FDR is elected in 1932 as President, beating out Hoover in a campaign dominated by the Great Depression. Using the minimum amount of handwavium to prevent WWII (for example, Stresemann lives and the Germans remain relatively reasonable, Japan's leaders wake up one morning and become isolationist, and Stalin decides Socialism In One Country is what his foreign policy will be forever), how does FDR handle the ensuing term of a less tumultuous Europe, and possibly the years up to 1940's election as well, with no war abroad and a more peaceful planet.

What would FDR be like as a merely peacetime President? Obviously his service between 1933 and 1939 tells us a few things, but that was on a backdrop of a militarising Europe and increased tensions in the Far East. Without The War In Europe, does he win re-election in 1940? Without WWII, does he live longer, or would he surely step down at the 1944 election as there was none of the urgency of OTL's wartime election?

Finally, how is he remembered today? The right like to paint him as a meddler whose mistakes during the New Deal were masked by the massive industrialisation the USA underwent during WWII. Without this, would they have been proved right? Would he be a decent and respected President, rather than regularly in the top three 'all-time-greats' list?
 
I'm not sure he'd be nearly as well thought of as he is in OTL. Consider, if you would, that the earlier measures were faltering by 1938: indeed, there was a noticeably nasty recession in '38 that lasted into '39 and beyond, I think. What really brought the US economy out of that was, ironically, defense spending.
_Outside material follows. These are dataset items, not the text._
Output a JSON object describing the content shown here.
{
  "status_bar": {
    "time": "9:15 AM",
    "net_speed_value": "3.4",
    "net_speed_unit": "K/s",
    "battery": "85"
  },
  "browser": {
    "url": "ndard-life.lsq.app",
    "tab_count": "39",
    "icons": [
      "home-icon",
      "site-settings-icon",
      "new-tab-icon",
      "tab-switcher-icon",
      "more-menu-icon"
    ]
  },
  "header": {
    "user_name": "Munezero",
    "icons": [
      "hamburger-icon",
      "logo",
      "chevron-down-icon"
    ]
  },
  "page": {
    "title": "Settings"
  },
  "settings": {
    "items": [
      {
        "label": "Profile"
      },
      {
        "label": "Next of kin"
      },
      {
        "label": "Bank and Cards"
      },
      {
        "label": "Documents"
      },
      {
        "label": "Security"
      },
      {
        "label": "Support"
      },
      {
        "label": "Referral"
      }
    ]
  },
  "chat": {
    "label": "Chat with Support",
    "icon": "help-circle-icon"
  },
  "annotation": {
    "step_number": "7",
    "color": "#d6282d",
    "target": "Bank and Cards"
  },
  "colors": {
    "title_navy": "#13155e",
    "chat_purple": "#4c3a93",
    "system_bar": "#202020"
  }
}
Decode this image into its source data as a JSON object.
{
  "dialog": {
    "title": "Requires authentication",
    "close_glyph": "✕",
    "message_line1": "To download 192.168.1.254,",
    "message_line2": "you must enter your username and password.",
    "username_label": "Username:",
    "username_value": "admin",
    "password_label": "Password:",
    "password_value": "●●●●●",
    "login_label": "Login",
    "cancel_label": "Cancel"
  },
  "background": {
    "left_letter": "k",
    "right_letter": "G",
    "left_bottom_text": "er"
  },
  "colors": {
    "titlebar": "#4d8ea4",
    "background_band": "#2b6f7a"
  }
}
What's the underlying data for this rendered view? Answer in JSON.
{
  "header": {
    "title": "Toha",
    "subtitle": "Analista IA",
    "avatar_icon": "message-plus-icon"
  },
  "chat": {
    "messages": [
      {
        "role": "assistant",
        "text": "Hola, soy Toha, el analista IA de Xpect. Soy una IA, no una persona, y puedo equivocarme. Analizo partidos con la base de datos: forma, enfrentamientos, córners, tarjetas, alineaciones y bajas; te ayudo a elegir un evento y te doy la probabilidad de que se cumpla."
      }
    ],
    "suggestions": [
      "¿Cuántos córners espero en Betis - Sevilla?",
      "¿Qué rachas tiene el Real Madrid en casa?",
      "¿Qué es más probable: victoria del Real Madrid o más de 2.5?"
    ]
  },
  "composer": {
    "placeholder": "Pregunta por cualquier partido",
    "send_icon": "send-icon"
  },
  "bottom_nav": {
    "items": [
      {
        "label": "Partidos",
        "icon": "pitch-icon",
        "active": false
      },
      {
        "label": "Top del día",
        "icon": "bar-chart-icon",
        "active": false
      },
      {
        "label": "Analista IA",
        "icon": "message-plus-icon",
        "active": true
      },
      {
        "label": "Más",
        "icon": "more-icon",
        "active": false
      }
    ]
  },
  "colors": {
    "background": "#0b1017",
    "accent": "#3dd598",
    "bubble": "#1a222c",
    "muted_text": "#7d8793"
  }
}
Now, absent that defense spending, and absent any need to re-arm, I don't see any likelihood of a third term. That said, assuming the absence of a threatening Germany, perhaps there wouldn't be the falling-out that FDR and Joe Kennedy had in OTL. If so, then quite possibly Kennedy would be the Dems' nominee in '40. Would he have had a shot? Yes. Better than Al Smith? Yes again. Would he have won? Depends, but I doubt it. He'd have been hamstrung by the economic setbacks for starters, as well as the lesser but still present anti-Catholic bias in a lot of the US at the time. Could be that Kennedy might have beaten the relatively colorless Bob Taft, but Wendell Willkie would have eaten him for breakfast.

Back to the original subject: FDR retires to Hyde Park and becomes divorced from Eleanor in all but the strictest legal sense. Their lives are entirely independent as the '40s pass along. I think FDR might live until about 1950 or so, but the same predisposition to a major stroke would remain; it probably wouldn't surface until then absent the stresses of the war.

Today, he'd be thought of as a good but not great president: one who did what he could to help end the depression, but couldn't quite seal the deal in the face of the '38 recession.
 
I'm not sure he'd be nearly as well thought of as he is in OTL. Consider, if you would, that the earlier measures were faltering by 1938: indeed, there was a noticeably nasty recession in '38 that lasted into '39 and beyond, I think.

The Recession of 1937–1938, sometimes called the Roosevelt Recession, was a temporary reversal of the pre-war 1933 to 1941 economic recovery from the Great Depression in the United States. Economists disagree about the causes of this downturn. Keynesian economists tend to assign blame to cuts in Federal spending and increases in taxes at the insistence of the US Treasury, while monetarists, most notably Milton Friedman tended to assign blame to the Federal Reserve's tightening of the money supply in 1936 and 1937

Both causes are butterflied away by the handwavium of the OP. Thus, no recession in 37/38 means FDR's policies continue along their highly successful track ;) :)
 
FDR would not have run in 1940 had he governed in what Eleanor memorably called "ordinary time." Nominating either a Southerner or a Catholic, especially the Catholic mentioned, in the United States of 1940 is ASB. He might still be seen as "great" given the Depression though. Anyone who handled that reasonably well would get automatically promoted to the Pantheon.